Seuil de tolérance. Fragilisée, la chef de l'Etat n'a pu empêcher l'installation, jeudi, d'une commission d'enquête parlementaire dont la création a même obtenu l'adhésion de nombreux députés de la coalition gouvernementale. Et la tension monte dans l'attente de la remise, mardi par le procureur général, de l'acte d'accusation contre les politiciens qui auraient bénéficié des fonds détournés de Petrobras. Le ministère public évalue ces détournements à 600 millions d'euros au moins. La Cour des comptes, à près d'un milliard. La police fédérale parle, elle, de plus de 3 milliards…
Arrivée au pouvoir en 2011, la protégée de l’ex-président Lula s’était forgée une image de probité en limogeant sept ministres accusés de malversations. Aujourd’hui, 77% des Brésiliens estiment qu’elle était au courant des détournements d’argent à Petrobras, et ils ne sont plus que 23% à approuver sa gestion. Jamais sa cote de popularité, qui a reculé de 19 points en deux mois, n’était tombée aussi bas, pas même après la fronde populaire de 2013.

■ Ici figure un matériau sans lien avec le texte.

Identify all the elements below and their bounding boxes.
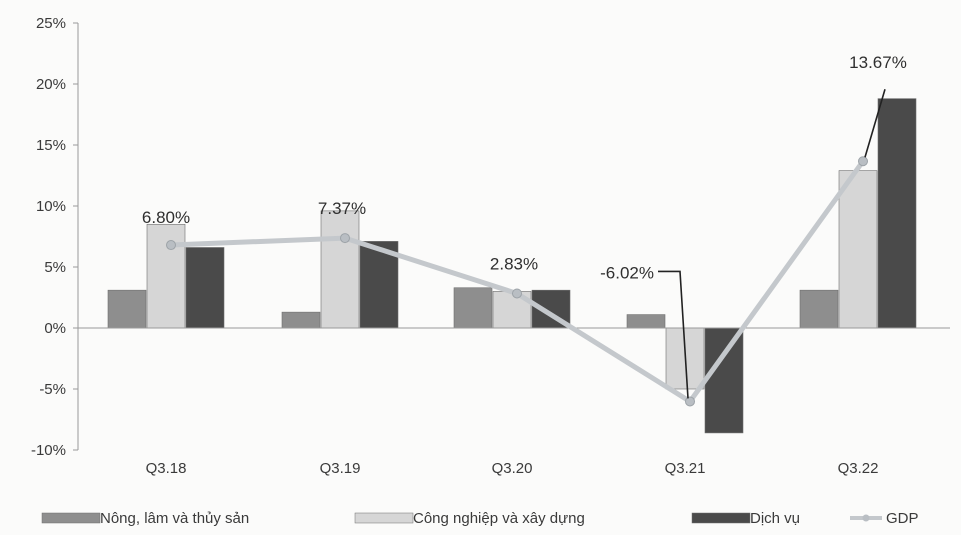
gdp-data-label: 2.83% — [490, 254, 538, 273]
gdp-point — [166, 240, 176, 251]
x-tick-label: Q3.21 — [665, 460, 706, 477]
x-tick-label: Q3.22 — [838, 460, 879, 477]
bar — [799, 289, 839, 329]
gdp-point — [685, 396, 695, 407]
y-tick-label: 25% — [36, 15, 66, 32]
gdp-data-label: 13.67% — [849, 53, 907, 72]
gdp-data-label: -6.02% — [600, 263, 654, 282]
legend-label: Dịch vụ — [750, 510, 800, 527]
bar — [185, 247, 225, 329]
x-tick-label: Q3.18 — [146, 460, 187, 477]
gdp-point — [512, 288, 522, 299]
bar — [320, 210, 360, 329]
bar — [877, 98, 917, 329]
bar — [107, 289, 147, 329]
y-tick-label: 0% — [44, 320, 66, 337]
legend-swatch-marker — [862, 514, 870, 522]
legend-label: GDP — [886, 510, 919, 527]
gdp-leader-line — [658, 270, 689, 399]
bar — [146, 224, 186, 329]
gdp-data-label: 6.80% — [142, 208, 190, 227]
legend-label: Công nghiệp và xây dựng — [413, 510, 585, 527]
bar — [838, 170, 878, 329]
bar — [453, 287, 493, 329]
bar — [704, 327, 744, 434]
x-tick-label: Q3.19 — [320, 460, 361, 477]
legend-swatch — [691, 512, 751, 524]
gdp-point — [340, 233, 350, 244]
legend-label: Nông, lâm và thủy sản — [100, 510, 249, 527]
y-tick-label: -10% — [31, 442, 66, 459]
gdp-line — [168, 158, 866, 404]
y-tick-label: 5% — [44, 259, 66, 276]
gdp-data-label: 7.37% — [318, 199, 366, 218]
legend-swatch — [354, 512, 414, 524]
y-tick-label: 10% — [36, 198, 66, 215]
x-tick-label: Q3.20 — [492, 460, 533, 477]
bar — [626, 314, 666, 329]
y-tick-label: -5% — [39, 381, 66, 398]
bar — [281, 311, 321, 329]
y-tick-label: 20% — [36, 76, 66, 93]
gdp-point — [858, 156, 868, 167]
legend-swatch — [41, 512, 101, 524]
y-tick-label: 15% — [36, 137, 66, 154]
gdp-leader-line — [864, 89, 886, 158]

En 2005, le «Mensalão», une affaire d’achat de voix et de financement occulte qui s’était soldée par la condamnation de figures du PT, avait déjà brouillé l’image du parti de Lula, tenu jusqu’alors pour incorruptible. Avec le scandale du «Petrolão», le PT persiste et signe. Mais le seuil de tolérance des Brésiliens, échaudés par les incertitudes économiques, est plus bas. La corruption est désormais considérée comme le principal problème du pays, derrière la santé.

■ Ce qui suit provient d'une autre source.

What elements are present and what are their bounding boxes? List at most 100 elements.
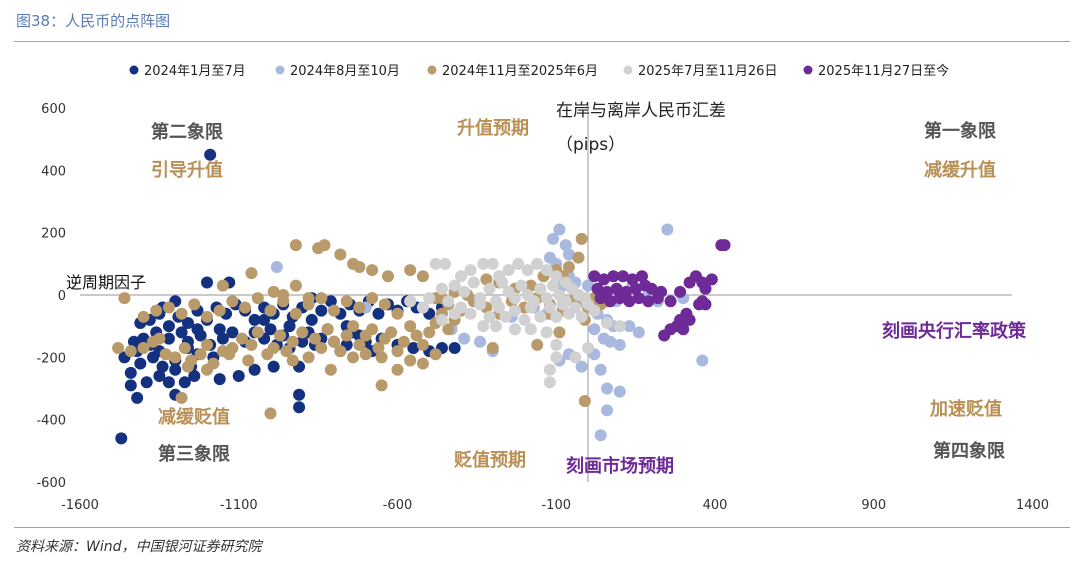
data-point xyxy=(296,326,309,339)
data-point xyxy=(429,348,442,361)
data-point xyxy=(216,279,229,292)
data-point xyxy=(696,354,709,367)
data-point xyxy=(455,270,467,283)
legend-marker-4 xyxy=(623,65,633,75)
data-point xyxy=(235,332,248,345)
data-point xyxy=(201,276,213,289)
data-point xyxy=(604,295,617,308)
data-point xyxy=(591,282,604,295)
data-point xyxy=(226,326,239,339)
data-point xyxy=(201,338,213,351)
data-point xyxy=(175,391,188,404)
data-point xyxy=(559,239,572,252)
data-point xyxy=(353,338,366,351)
data-point xyxy=(550,338,563,351)
data-point xyxy=(391,345,404,358)
data-point xyxy=(547,232,560,245)
data-point xyxy=(159,348,172,361)
quadrant-3-label: 第三象限 xyxy=(158,443,231,465)
data-point xyxy=(610,282,623,295)
data-point xyxy=(442,323,455,336)
data-point xyxy=(188,298,201,311)
data-point xyxy=(416,338,429,351)
data-point xyxy=(286,335,299,348)
data-point xyxy=(524,323,537,336)
data-point xyxy=(661,223,674,236)
data-point xyxy=(404,264,417,277)
x-tick-label: -1600 xyxy=(61,498,99,513)
data-point xyxy=(153,332,166,345)
data-point xyxy=(286,354,299,367)
data-point xyxy=(588,270,601,283)
data-point xyxy=(515,279,528,292)
data-point xyxy=(540,264,553,277)
data-point xyxy=(597,273,610,286)
data-point xyxy=(642,295,655,308)
data-point xyxy=(569,351,582,364)
data-point xyxy=(315,341,328,354)
data-point xyxy=(124,379,137,392)
legend-marker-5 xyxy=(803,65,813,75)
data-point xyxy=(242,354,255,367)
data-point xyxy=(467,276,480,289)
data-point xyxy=(267,285,280,298)
data-point xyxy=(175,326,188,339)
data-point xyxy=(645,282,658,295)
data-point xyxy=(340,329,353,342)
data-point xyxy=(359,348,372,361)
data-point xyxy=(223,348,236,361)
data-point xyxy=(353,260,366,273)
data-point xyxy=(696,295,709,308)
legend-label-2: 2024年8月至10月 xyxy=(290,64,400,79)
data-point xyxy=(134,357,147,370)
data-point xyxy=(531,338,544,351)
data-point xyxy=(613,385,626,398)
data-point xyxy=(575,310,588,323)
data-point xyxy=(474,335,487,348)
data-point xyxy=(248,313,261,326)
data-point xyxy=(213,323,226,336)
data-point xyxy=(127,335,140,348)
data-point xyxy=(169,363,182,376)
annotations: 第二象限 引导升值 升值预期 在岸与离岸人民币汇差 （pips） 第一象限 减缓… xyxy=(66,101,1027,477)
data-point xyxy=(131,391,144,404)
data-point xyxy=(486,257,499,270)
data-point xyxy=(448,279,461,292)
header-rule xyxy=(14,41,1070,42)
data-point xyxy=(181,317,194,330)
legend-label-4: 2025年7月至11月26日 xyxy=(638,64,777,79)
data-points xyxy=(112,148,731,445)
data-point xyxy=(274,329,287,342)
data-point xyxy=(664,295,677,308)
data-point xyxy=(439,257,452,270)
quadrant-2-label: 第二象限 xyxy=(151,121,224,143)
data-point xyxy=(302,351,315,364)
data-point xyxy=(378,298,391,311)
data-point xyxy=(251,292,264,305)
data-point xyxy=(366,264,379,277)
data-point xyxy=(448,341,461,354)
data-point xyxy=(531,257,544,270)
data-point xyxy=(308,332,321,345)
data-point xyxy=(213,304,226,317)
data-point xyxy=(502,264,515,277)
data-point xyxy=(575,360,588,373)
data-point xyxy=(347,351,360,364)
data-point xyxy=(632,292,645,305)
data-point xyxy=(277,289,290,301)
market-expectation-label: 刻画市场预期 xyxy=(566,455,674,477)
data-point xyxy=(178,341,191,354)
data-point xyxy=(188,370,201,383)
data-point xyxy=(213,373,226,386)
data-point xyxy=(124,366,137,379)
data-point xyxy=(315,304,328,317)
data-point xyxy=(578,394,591,407)
quadrant-1-label: 第一象限 xyxy=(924,120,997,142)
y-tick-label: 600 xyxy=(41,102,66,117)
data-point xyxy=(391,307,404,320)
data-point xyxy=(321,323,334,336)
data-point xyxy=(553,223,566,236)
data-point xyxy=(493,301,506,314)
data-point xyxy=(150,304,163,317)
data-point xyxy=(550,351,563,364)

L'opposition en profite pour évoquer, à demi-mot et sans trop y croire, la possibilité d'une procédure de destitution à l'encontre de la Présidente. Lula a condamné une «tentative de déstabilisation» qui serait ourdie par le Parti de la social-démocratie brésilienne (PSDB, opposition de centre droit) d'Aécio Neves, candidat malheureux à la dernière présidentielle.

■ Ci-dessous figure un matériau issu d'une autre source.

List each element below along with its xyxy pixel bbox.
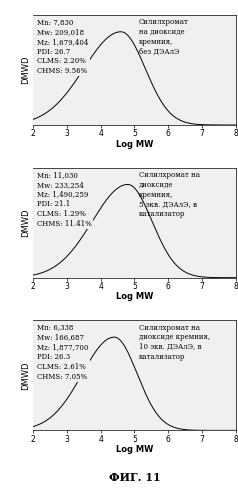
Text: ФИГ. 11: ФИГ. 11: [109, 472, 160, 483]
Text: Силилхромат на
диоксиде
кремния,
5 экв. ДЭАлЭ, в
катализатор: Силилхромат на диоксиде кремния, 5 экв. …: [139, 171, 199, 218]
X-axis label: Log MW: Log MW: [116, 445, 153, 454]
Text: Mn: 11,030
Mw: 233,254
Mz: 1,490,259
PDI: 21.1
CLMS: 1.29%
CHMS: 11.41%: Mn: 11,030 Mw: 233,254 Mz: 1,490,259 PDI…: [37, 171, 92, 228]
Text: Силилхромат
на диоксиде
кремния,
без ДЭАлЭ: Силилхромат на диоксиде кремния, без ДЭА…: [139, 18, 188, 56]
Y-axis label: DMWD: DMWD: [22, 209, 30, 237]
Text: Мп: 6,338
Mw: 166,687
Mz: 1,877,700
PDI: 26.3
CLMS: 2.61%
CHMS: 7.05%: Мп: 6,338 Mw: 166,687 Mz: 1,877,700 PDI:…: [37, 324, 89, 381]
Y-axis label: DMWD: DMWD: [22, 56, 30, 84]
X-axis label: Log MW: Log MW: [116, 292, 153, 301]
X-axis label: Log MW: Log MW: [116, 140, 153, 149]
Text: Mn: 7,830
Mw: 209,018
Mz: 1,679,404
PDI: 26.7
CLMS: 2.20%
CHMS: 9.56%: Mn: 7,830 Mw: 209,018 Mz: 1,679,404 PDI:…: [37, 18, 89, 75]
Text: Силилхромат на
диоксиде кремния,
10 экв. ДЭАлЭ, в
катализатор: Силилхромат на диоксиде кремния, 10 экв.…: [139, 324, 210, 361]
Y-axis label: DMWD: DMWD: [22, 361, 30, 390]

Mais, pour certains juristes, la Présidente est, juridiquement du moins, passible de destitution. Cet avis ne fait pas l’unanimité car, pour l’instant, Dilma Rousseff n’est pas directement mise en cause dans le Petrolão. Ministre de l’Energie puis chef de cabinet de Lula, elle a présidé, il est vrai, le conseil d’administration de Petrobras pendant les deux mandats de l’ex-syndicaliste (2003-2010). A ce titre, elle avait approuvé l’acquisition controversée d’une raffinerie au Texas, qui a engendré des pertes colossales pour Petrobras (710 millions d’euros). Mais elle affirme s’être basée sur le rapport incomplet d’un ancien directeur accusé de corruption.
«Solides soutiens». Pour Eliane Cantanhêde, éditorialiste au journal O Estado de São Paulo, le contexte politique est très différent de celui qui avait conduit à la destitution (également pour corruption) du président Fernando Collor en 1992. «Aujourd'hui, une telle démarche provoquerait une commotion dans le pays, analyse-t-elle. Le Parti des travailleurs est un parti fort, implanté sur tout le territoire et qui, malgré une corruption devenue systémique, jouit encore de solides soutiens dans les syndicats, l'intelligentsia, la jeunesse et même le patronat.» La commentatrice soupçonne le gouvernement de tenter, en sous-main, de freiner l'opération «Lava Jato», au nom des impacts qui se font déjà sentir sur l'économie. Pivot d'une industrie qui pèse 13% du PIB, Petrobras a paralysé des projets entiers et écarté de ses marchés les vingt-trois empreiteiras en cause. Les licenciements seraient imminents dans ces groupes, qui emploient 500 000 personnes.
Le 20 février, Dilma Rousseff est sortie de sa réserve pour imputer le scandale… au PSDB, qui aurait couvert la corruption à Petrobras du temps où il était au pouvoir, de 1995 à 2002, sous les deux mandats de Fernando Henrique Cardoso. «Avec nous, la police fédérale est indépendante», a-t-elle martelé. Et ce n'est pas au goût de tous.